Thursday, July 15, 2010

I wrote my Current 93 review...like James Joyce

Okay, just for fun, I submitted two paragraphs of my latest review, the one of Current 93's Baalstorm, Sing Omega, to I Write Like, and it said that I sounded like James Joyce. I haven't been this amped since another site that does similar magic for photos said that I looked like Kate Winslet.

Anyway, here are the two paragraphs.

David Tibet’s latest, the third in a series that began with Black Ships Ate the Sky, dances again with the apocalypse, though this time the world’s end seems like a quieter, more personal event. Most of the abrasive, distorted elements of Tibet’s sound have been toned down, his wilder incantations reined in, so that the main tenor is one of acquiescence, acceptance and nostalgic fondness for the world going down in flames.

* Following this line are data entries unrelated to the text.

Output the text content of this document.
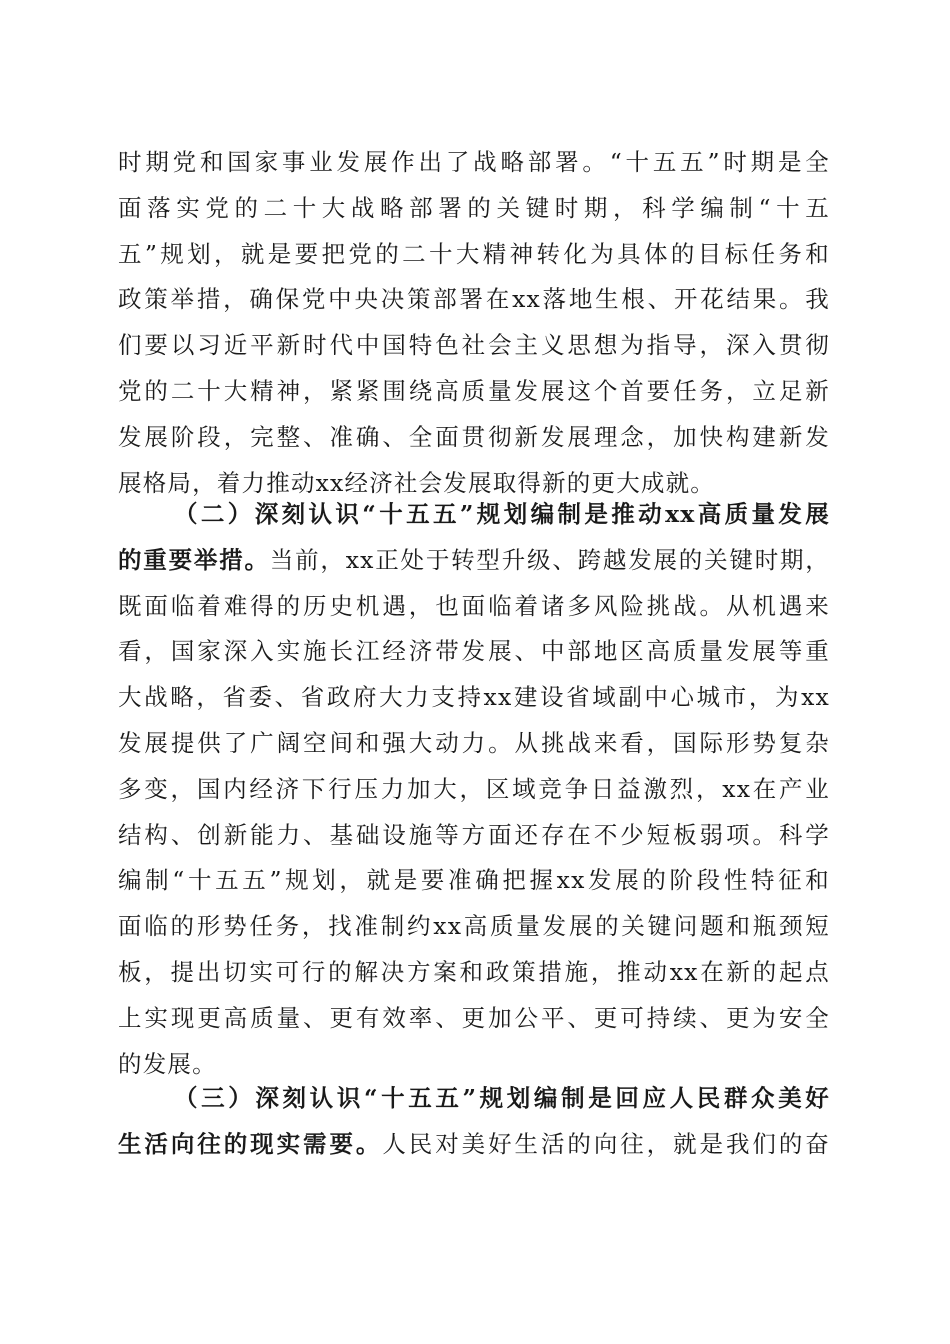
时期党和国家事业发展作出了战略部署。“十五五”时期是全
面落实党的二十大战略部署的关键时期，科学编制“十五
五”规划，就是要把党的二十大精神转化为具体的目标任务和
政策举措，确保党中央决策部署在xx落地生根、开花结果。我
们要以习近平新时代中国特色社会主义思想为指导，深入贯彻
党的二十大精神，紧紧围绕高质量发展这个首要任务，立足新
发展阶段，完整、准确、全面贯彻新发展理念，加快构建新发
展格局，着力推动xx经济社会发展取得新的更大成就。
（二）深刻认识“十五五”规划编制是推动xx高质量发展
的重要举措。当前，xx正处于转型升级、跨越发展的关键时期，
既面临着难得的历史机遇，也面临着诸多风险挑战。从机遇来
看，国家深入实施长江经济带发展、中部地区高质量发展等重
大战略，省委、省政府大力支持xx建设省域副中心城市，为xx
发展提供了广阔空间和强大动力。从挑战来看，国际形势复杂
多变，国内经济下行压力加大，区域竞争日益激烈，xx在产业
结构、创新能力、基础设施等方面还存在不少短板弱项。科学
编制“十五五”规划，就是要准确把握xx发展的阶段性特征和
面临的形势任务，找准制约xx高质量发展的关键问题和瓶颈短
板，提出切实可行的解决方案和政策措施，推动xx在新的起点
上实现更高质量、更有效率、更加公平、更可持续、更为安全
的发展。
（三）深刻认识“十五五”规划编制是回应人民群众美好
生活向往的现实需要。人民对美好生活的向往，就是我们的奋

As always, Tibet is engaged in large themes: lust, sin, redemption and a physical, wholly non-metaphorical battle between good and evil. Aeon, a Greek word for, variously, “life,” “the life force,” “eternal life,” and Plato’s world of ideals, plays a recurring role in his intricate mythology, along with Aleph (possibly a stand-in for everyman) and Baalstorm, the violent finish to life as we know it.

Joycean, yeah, I'll take it.

And the rest of the review, unless you'd rather just read Ulysseys again.

3 comments:

Syd The Squid said...

very nice!

Jean-Luc Garbo said...

"The music, too, seems more grounded than usual, drawing from simple folk traditions and instrumentations" - my favorite mode of C93! Is this an EP or a full-length?

jenniferpkelly said...

hi, yes, it's a full-length, fairly long actually.